The Time Masters are also memorable, though. They're impressive because what they're doing is so impossible and extraordinary, but again I had trouble with the plot logic. What's the point? What do they achieve? If they want to go into the past, why not just transport themselves? Nevertheless I still liked them and they're opening up cool plot options.
Importantly the design work is by Moebius, aka. Jean Henri Gaston Giraud. This is one of the best things about this movie. Is there a comics artist from continental Europe more revered than Moebius? I suppose there's Herge, but that's more the character he created. Moebius is praised by folks from Stan Lee to Federico Fellini and Hayao Miyazaki, while the films to which he's contributed include Alien, Willow, Tron and The Fifth Element. That said, obviously his lines are being simplified here for animation. You won't go away raving about his figure work, but he creates some nifty aliens (especially the wah-wah) and amazing spaceships. The only problem with the latter is how appallingly they've been animated. Geometrical shapes like spaceships and vehicles were among the hardest things to do in the pre-computer era, especially for an inexperienced studio. Essentially we're watching beautiful cardboard cut-outs.
The characterisation is a mixed bag, with too much that's either underwritten or handwaved. Jaffar and Belle are bland. Piel goes around saying he doesn't like things and his reaction to an army of man-eating flies is to tell them they're ugly and they should go away. This makes him an unusually realistic child by movie standards, though. Prince Matton is the most interesting character in the movie, actually. He's an evil, selfish cock and hence capable of bringing the plot alive out of nowhere, but unfortunately he ends up turning heroic from scriptwriter fiat and the audience rolls its eyes. What's annoying is that that could have strong. Alas the movie never bothers to foreshadow this or make Matton's decision feel meaningful, so that's a failure. Silbad is fun though, while the telepathic gnomes are a lovely little double act and they make the movie human and charming.

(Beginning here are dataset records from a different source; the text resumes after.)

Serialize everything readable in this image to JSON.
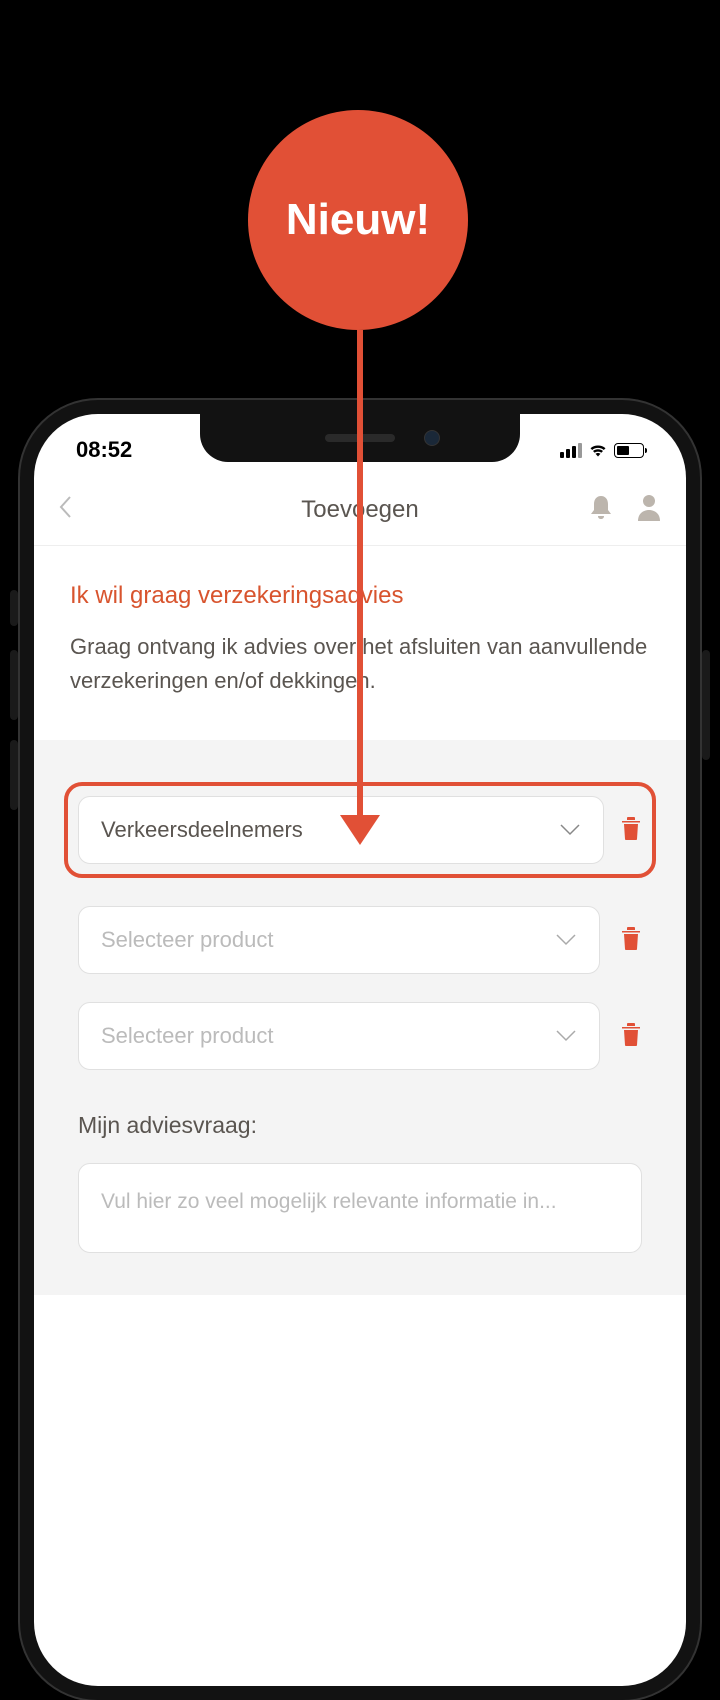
{
  "callout": {
    "text": "Nieuw!"
  },
  "status": {
    "time": "08:52"
  },
  "header": {
    "title": "Toevoegen"
  },
  "content": {
    "heading": "Ik wil graag verzekeringsadvies",
    "description": "Graag ontvang ik advies over het afsluiten van aanvullende verzekeringen en/of dekkingen."
  },
  "form": {
    "dropdown1_value": "Verkeersdeelnemers",
    "dropdown2_placeholder": "Selecteer product",
    "dropdown3_placeholder": "Selecteer product",
    "textarea_label": "Mijn adviesvraag:",
    "textarea_placeholder": "Vul hier zo veel mogelijk relevante informatie in..."
  }
}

Overall, it's quite nice. Much of it feels inconsequential, but it's also a pleasant, well-meaning SF adventure with no nudity and almost no violence. It's a family film. So that's another change from Fantastic Planet, then. It's more rich thematically than you'd think if you weren't paying attention, while Laloux is working hard to create vivid, plausible SF ecosystems with eye-catching flora and fauna.

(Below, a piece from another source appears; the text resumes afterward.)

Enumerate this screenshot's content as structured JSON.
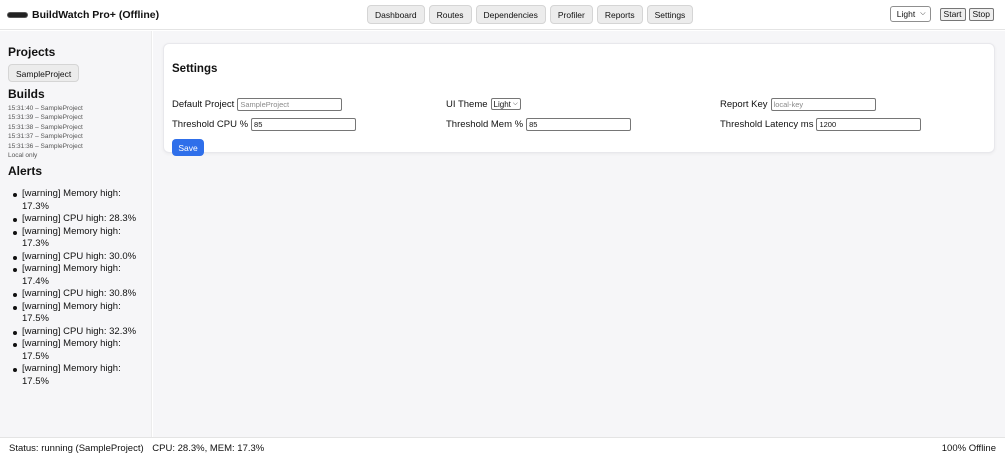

A bit slipshod, to be honest. However when it's good, it's really rather nice. The character work is unimpressive, but sometimes charming. The animation can be terrible, but there's also some lovely design work to look at. The script is neglecting basics like story structure and plot holes, but there's a lot of good stuff in there too. This movie probably wouldn't grab your attention if you stumbled across it on TV, but I think you'll find a lot to enjoy if you're in a generous mood.